Вручив Хардвику бокал из-под абсента на тесной парковке у лавки Абеляра, Гурни вдруг подумал, что нужно ехать в Тэмбери. Все равно Абеляр был ровно на полпути туда, а на месте преступления могло обнаружиться еще что-нибудь важное. Кроме того, ему хотелось как следует занять свой ум, чтобы отвлечься от тревоги по поводу истории с Йикинстилом.

Он представил, как Мэриан высаживает розы, а Мельпомена роет грязь за сараем на участке Мюллера, и как бледная рука Кики Мюллер торчит из земли, напоминая мятую садовую перчатку. Представил безумного Карла, который вполне мог оказаться убийцей собственной жены. Разумеется, отрубленная голова как бы автоматически указывала на Флореса. Но ведь у Карла могло хватить находчивости, чтобы это предусмотреть…

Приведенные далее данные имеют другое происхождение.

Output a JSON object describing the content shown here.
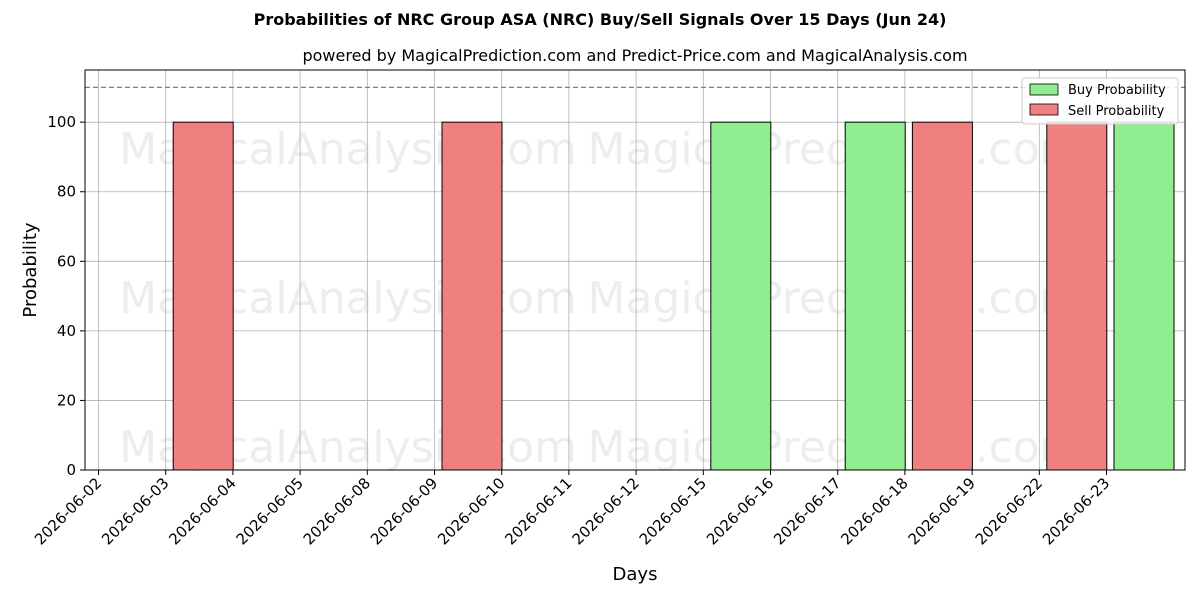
{
  "chart_data": {
    "type": "bar",
    "title": "Probabilities of NRC Group ASA (NRC) Buy/Sell Signals Over 15 Days (Jun 24)",
    "subtitle": "powered by MagicalPrediction.com and Predict-Price.com and MagicalAnalysis.com",
    "xlabel": "Days",
    "ylabel": "Probability",
    "ylim": [
      0,
      115
    ],
    "yticks": [
      0,
      20,
      40,
      60,
      80,
      100
    ],
    "reference_line": 110,
    "grid": true,
    "legend_position": "top-right",
    "categories": [
      "2026-06-02",
      "2026-06-03",
      "2026-06-04",
      "2026-06-05",
      "2026-06-08",
      "2026-06-09",
      "2026-06-10",
      "2026-06-11",
      "2026-06-12",
      "2026-06-15",
      "2026-06-16",
      "2026-06-17",
      "2026-06-18",
      "2026-06-19",
      "2026-06-22",
      "2026-06-23"
    ],
    "series": [
      {
        "name": "Buy Probability",
        "color": "#90ee90",
        "values": [
          0,
          0,
          0,
          0,
          0,
          0,
          0,
          0,
          0,
          100,
          0,
          100,
          0,
          0,
          0,
          100
        ]
      },
      {
        "name": "Sell Probability",
        "color": "#f08080",
        "values": [
          0,
          100,
          0,
          0,
          0,
          100,
          0,
          0,
          0,
          0,
          0,
          0,
          100,
          0,
          100,
          0
        ]
      }
    ],
    "watermarks": [
      "MagicalAnalysis.com",
      "MagicalPrediction.com"
    ]
  }
}
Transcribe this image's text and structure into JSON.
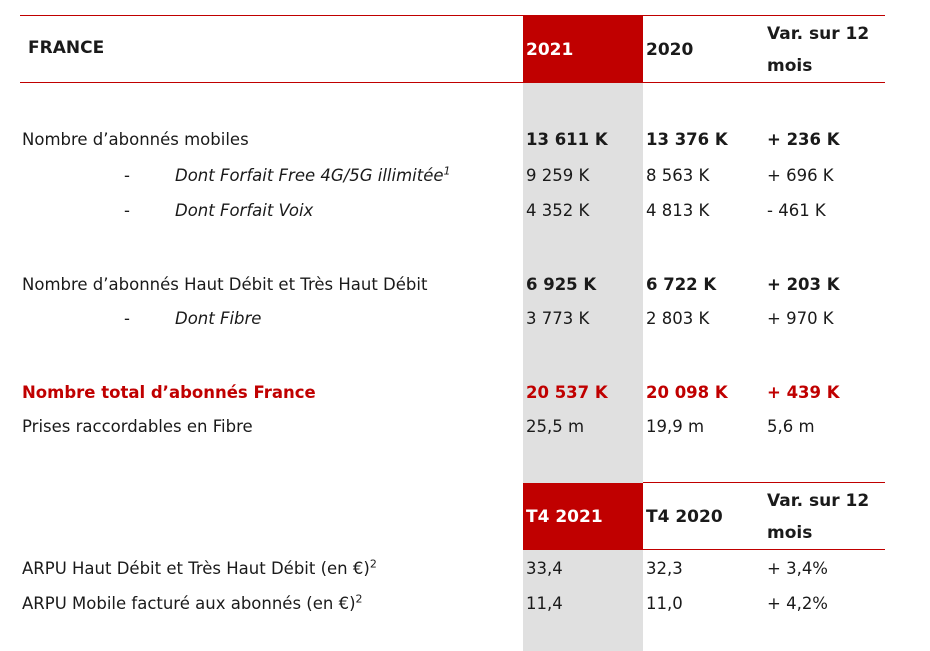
{
  "top_table": {
    "header": {
      "label": "FRANCE",
      "col1": "2021",
      "col2": "2020",
      "col3_line1": "Var. sur 12",
      "col3_line2": "mois"
    },
    "rows": {
      "mobile": {
        "label": "Nombre d’abonnés mobiles",
        "v2021": "13 611 K",
        "v2020": "13 376 K",
        "var": "+ 236 K"
      },
      "free_4g5g": {
        "dash": "-",
        "label": "Dont Forfait Free 4G/5G illimitée",
        "sup": "1",
        "v2021": "9 259 K",
        "v2020": "8 563 K",
        "var": "+ 696 K"
      },
      "voix": {
        "dash": "-",
        "label": "Dont Forfait Voix",
        "v2021": "4 352 K",
        "v2020": "4 813 K",
        "var": "- 461 K"
      },
      "broadband": {
        "label": "Nombre d’abonnés Haut Débit et Très Haut Débit",
        "v2021": "6 925 K",
        "v2020": "6 722 K",
        "var": "+ 203 K"
      },
      "fibre": {
        "dash": "-",
        "label": "Dont Fibre",
        "v2021": "3 773 K",
        "v2020": "2 803 K",
        "var": "+ 970 K"
      },
      "total": {
        "label": "Nombre total d’abonnés France",
        "v2021": "20 537 K",
        "v2020": "20 098 K",
        "var": "+ 439 K"
      },
      "prises": {
        "label": "Prises raccordables en Fibre",
        "v2021": "25,5 m",
        "v2020": "19,9 m",
        "var": "5,6 m"
      }
    }
  },
  "bottom_table": {
    "header": {
      "col1": "T4 2021",
      "col2": "T4 2020",
      "col3_line1": "Var. sur 12",
      "col3_line2": "mois"
    },
    "rows": {
      "arpu_hd": {
        "label": "ARPU Haut Débit et Très Haut Débit (en €)",
        "sup": "2",
        "v2021": "33,4",
        "v2020": "32,3",
        "var": "+ 3,4%"
      },
      "arpu_mobile": {
        "label": "ARPU Mobile facturé aux abonnés (en €)",
        "sup": "2",
        "v2021": "11,4",
        "v2020": "11,0",
        "var": "+ 4,2%"
      }
    }
  },
  "colors": {
    "accent_red": "#c00000",
    "column_band": "#e0e0e0"
  }
}
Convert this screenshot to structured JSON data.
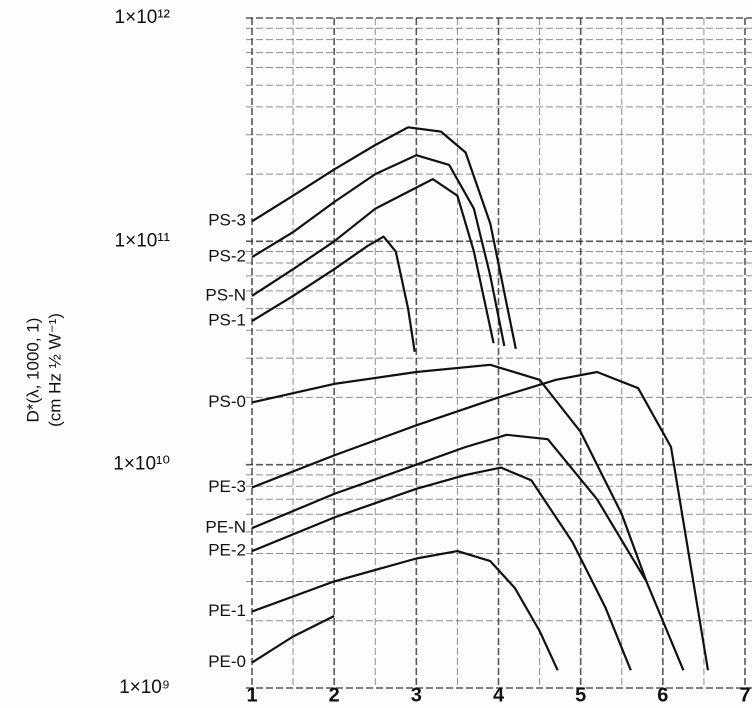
{
  "chart_data": {
    "type": "line",
    "log_y": true,
    "grid": true,
    "minor_grid": true,
    "color": "#111111",
    "ylabel": "D*(λ, 1000, 1)",
    "ylabel_units": "(cm Hz ½ W⁻¹)",
    "xlim": [
      1,
      7
    ],
    "xticks": [
      1,
      2,
      3,
      4,
      5,
      6,
      7
    ],
    "ylim": [
      1000000000,
      1000000000000
    ],
    "yticks": [
      {
        "value": 1000000000,
        "label": "1×10⁹"
      },
      {
        "value": 10000000000,
        "label": "1×10¹⁰"
      },
      {
        "value": 100000000000,
        "label": "1×10¹¹"
      },
      {
        "value": 1000000000000,
        "label": "1×10¹²"
      }
    ],
    "series": [
      {
        "name": "PS-3",
        "x": [
          1,
          1.5,
          2,
          2.5,
          2.9,
          3.3,
          3.6,
          3.9,
          4.21
        ],
        "values": [
          123000000000,
          160000000000,
          210000000000,
          270000000000,
          324000000000,
          310000000000,
          250000000000,
          120000000000,
          33000000000
        ]
      },
      {
        "name": "PS-2",
        "x": [
          1,
          1.5,
          2,
          2.5,
          3,
          3.4,
          3.7,
          3.9,
          4.07
        ],
        "values": [
          85000000000,
          110000000000,
          150000000000,
          200000000000,
          243000000000,
          220000000000,
          140000000000,
          70000000000,
          34000000000
        ]
      },
      {
        "name": "PS-N",
        "x": [
          1,
          1.5,
          2,
          2.5,
          3.2,
          3.5,
          3.7,
          3.94
        ],
        "values": [
          57000000000,
          75000000000,
          100000000000,
          140000000000,
          190000000000,
          160000000000,
          90000000000,
          35000000000
        ]
      },
      {
        "name": "PS-1",
        "x": [
          1,
          1.5,
          2,
          2.4,
          2.6,
          2.75,
          2.9,
          2.98
        ],
        "values": [
          44000000000,
          57000000000,
          75000000000,
          95000000000,
          105000000000,
          90000000000,
          50000000000,
          32000000000
        ]
      },
      {
        "name": "PS-0",
        "x": [
          1,
          2,
          3,
          3.9,
          4.5,
          5,
          5.5,
          5.8
        ],
        "values": [
          19000000000,
          23000000000,
          26000000000,
          28000000000,
          24000000000,
          14000000000,
          6000000000,
          3000000000
        ]
      },
      {
        "name": "PE-3",
        "x": [
          1,
          2,
          3,
          4,
          4.7,
          5.2,
          5.7,
          6.1,
          6.55
        ],
        "values": [
          7900000000,
          11000000000,
          15000000000,
          20000000000,
          24000000000,
          26000000000,
          22000000000,
          12000000000,
          1200000000
        ]
      },
      {
        "name": "PE-N",
        "x": [
          1,
          2,
          3,
          3.6,
          4.1,
          4.6,
          5.2,
          5.8,
          6.25
        ],
        "values": [
          5200000000,
          7400000000,
          10000000000,
          12000000000,
          13600000000,
          13000000000,
          7000000000,
          3000000000,
          1200000000
        ]
      },
      {
        "name": "PE-2",
        "x": [
          1,
          2,
          3,
          3.6,
          4.03,
          4.4,
          4.9,
          5.3,
          5.61
        ],
        "values": [
          4100000000,
          5800000000,
          7800000000,
          9000000000,
          9700000000,
          8500000000,
          4500000000,
          2300000000,
          1200000000
        ]
      },
      {
        "name": "PE-1",
        "x": [
          1,
          2,
          3,
          3.5,
          3.9,
          4.2,
          4.5,
          4.72
        ],
        "values": [
          2200000000,
          3000000000,
          3800000000,
          4100000000,
          3700000000,
          2800000000,
          1800000000,
          1200000000
        ]
      },
      {
        "name": "PE-0",
        "x": [
          1,
          1.5,
          2
        ],
        "values": [
          1300000000,
          1700000000,
          2100000000
        ]
      }
    ]
  }
}
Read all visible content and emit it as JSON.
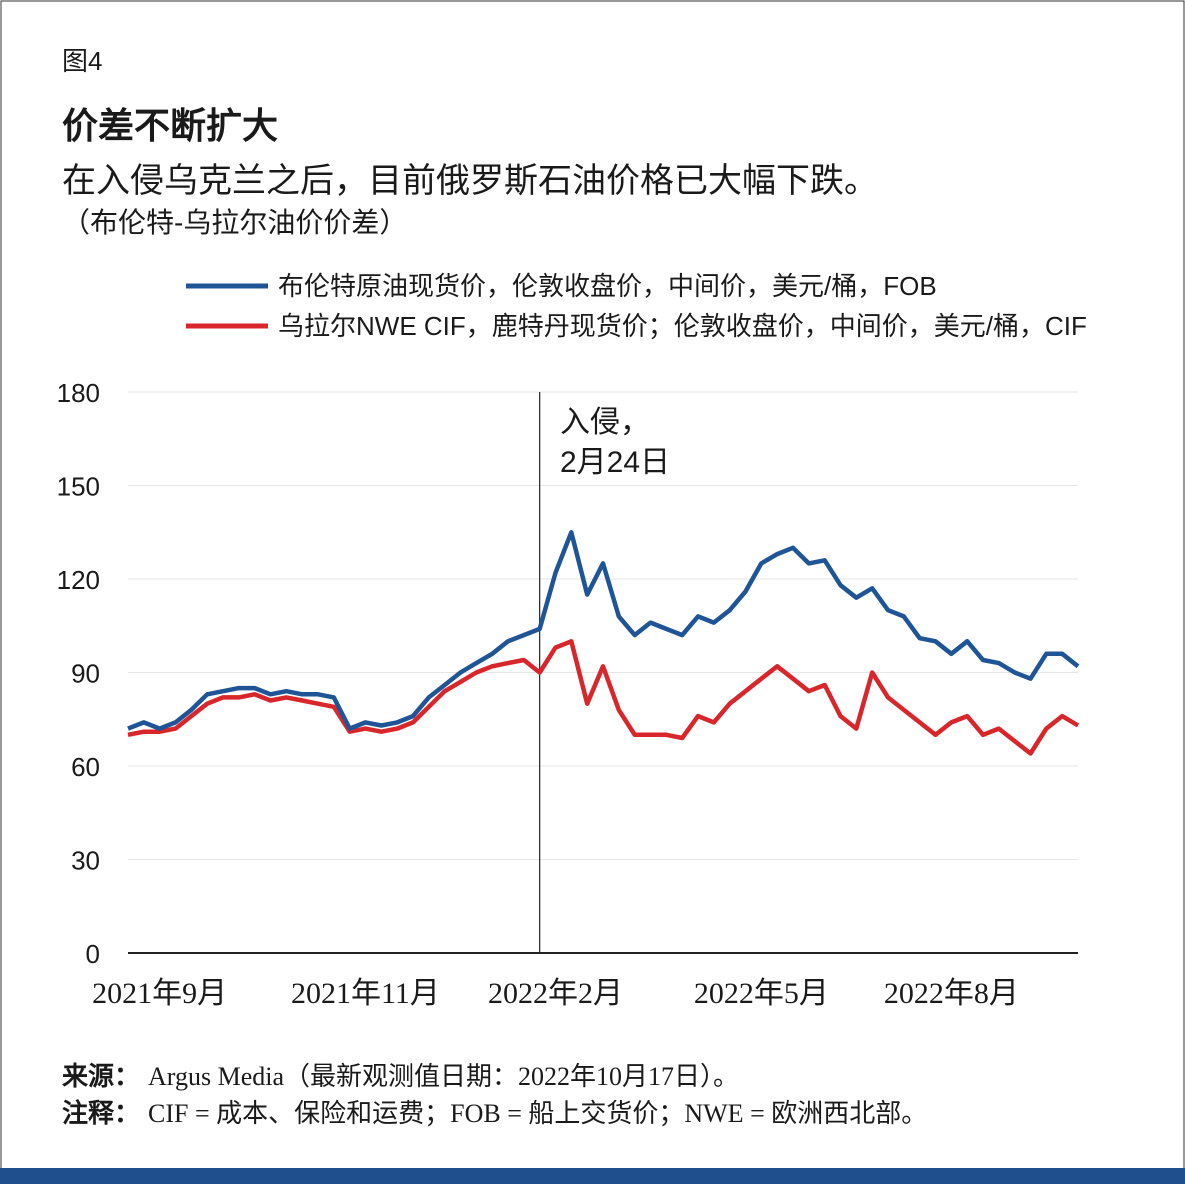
{
  "figure_label": "图4",
  "source_label": "来源：",
  "source_text": "Argus Media（最新观测值日期：2022年10月17日）。",
  "note_label": "注释：",
  "note_text": "CIF = 成本、保险和运费；FOB = 船上交货价；NWE = 欧洲西北部。",
  "chart_data": {
    "type": "line",
    "title": "价差不断扩大",
    "subtitle": "在入侵乌克兰之后，目前俄罗斯石油价格已大幅下跌。",
    "y_label": "（布伦特-乌拉尔油价价差）",
    "annotation": [
      "入侵，",
      "2月24日"
    ],
    "categories": [
      null,
      null,
      "2021年9月",
      null,
      null,
      null,
      null,
      null,
      null,
      null,
      null,
      null,
      null,
      null,
      null,
      "2021年11月",
      null,
      null,
      null,
      null,
      null,
      null,
      null,
      null,
      null,
      null,
      null,
      "2022年2月",
      null,
      null,
      null,
      null,
      null,
      null,
      null,
      null,
      null,
      null,
      null,
      null,
      "2022年5月",
      null,
      null,
      null,
      null,
      null,
      null,
      null,
      null,
      null,
      null,
      null,
      "2022年8月",
      null,
      null,
      null,
      null,
      null,
      null,
      null,
      null
    ],
    "series": [
      {
        "name": "布伦特原油现货价，伦敦收盘价，中间价，美元/桶，FOB",
        "color": "#1f5596",
        "values": [
          72,
          74,
          72,
          74,
          78,
          83,
          84,
          85,
          85,
          83,
          84,
          83,
          83,
          82,
          72,
          74,
          73,
          74,
          76,
          82,
          86,
          90,
          93,
          96,
          100,
          102,
          104,
          122,
          135,
          115,
          125,
          108,
          102,
          106,
          104,
          102,
          108,
          106,
          110,
          116,
          125,
          128,
          130,
          125,
          126,
          118,
          114,
          117,
          110,
          108,
          101,
          100,
          96,
          100,
          94,
          93,
          90,
          88,
          96,
          96,
          92
        ]
      },
      {
        "name": "乌拉尔NWE CIF，鹿特丹现货价；伦敦收盘价，中间价，美元/桶，CIF",
        "color": "#d9262a",
        "values": [
          70,
          71,
          71,
          72,
          76,
          80,
          82,
          82,
          83,
          81,
          82,
          81,
          80,
          79,
          71,
          72,
          71,
          72,
          74,
          79,
          84,
          87,
          90,
          92,
          93,
          94,
          90,
          98,
          100,
          80,
          92,
          78,
          70,
          70,
          70,
          69,
          76,
          74,
          80,
          84,
          88,
          92,
          88,
          84,
          86,
          76,
          72,
          90,
          82,
          78,
          74,
          70,
          74,
          76,
          70,
          72,
          68,
          64,
          72,
          76,
          73
        ]
      }
    ],
    "ylim": [
      0,
      180
    ],
    "yticks": [
      0,
      30,
      60,
      90,
      120,
      150,
      180
    ],
    "grid": true
  }
}
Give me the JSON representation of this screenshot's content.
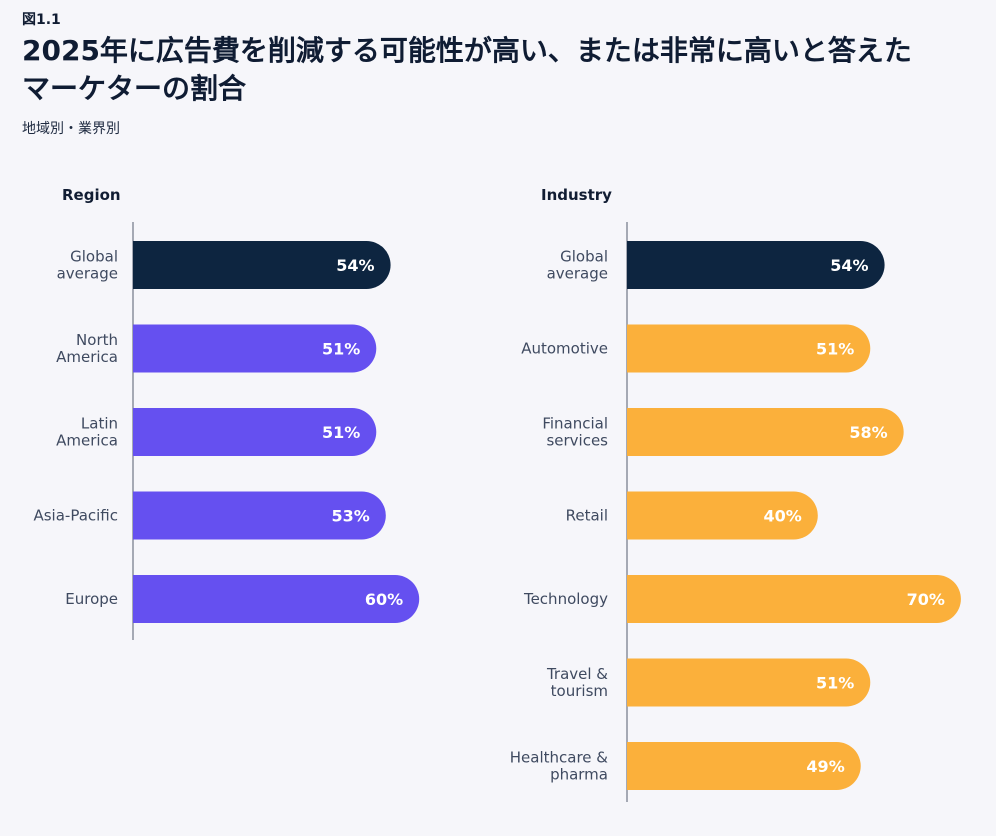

Допустим, он узнал о романе Кики с Гектором и решил ее убить так же, как Гектор убил Джиллиан. Стройно, но маловероятно: это бы значило, что Карл одновременно был в достаточной ярости, чтобы убить жену, достаточно хладнокровен, чтобы подделать почерк Гектора, и достаточно глуп, чтобы закопать тело в собственном дворе. Гурни сталкивался и с более странными сочетаниями факторов, но сценарий все равно казался ему неубедительным. К тому же расследование такой версии отвлекло бы внимание от истории с девицами из Мэйплшейда.

Наверняка Кики убило что-то посерьезнее, чем гнев ревнивого мужа. Что-то связанное с загадкой Мэйплшейда. За этими размышлениями Гурни свернул с Хигглз-Роуд на Бэджер-Лейн и почувствовал себя куда более привычно. Не то, чтобы он был в превосходном настроении, но хотя бы он снова был детективом. И его хотя бы больше не тошнило.

У компостной кучи, отделявших развалюху-дом от развалюхи-сарая, виднелись два типа в татуировках, точь-в-точь клоны Кальвина Харлена, который собственной персоной стоял рядом. Все трое проводили машину Гурни мутным взглядом.

Подъезжая к участку Эштона, он надеялся увидеть Мэриан Элиот с расхитительницей гробниц Мельпоменой, но их нигде не было. Вокруг дома Мюллера тоже не наблюдалось признаков жизни.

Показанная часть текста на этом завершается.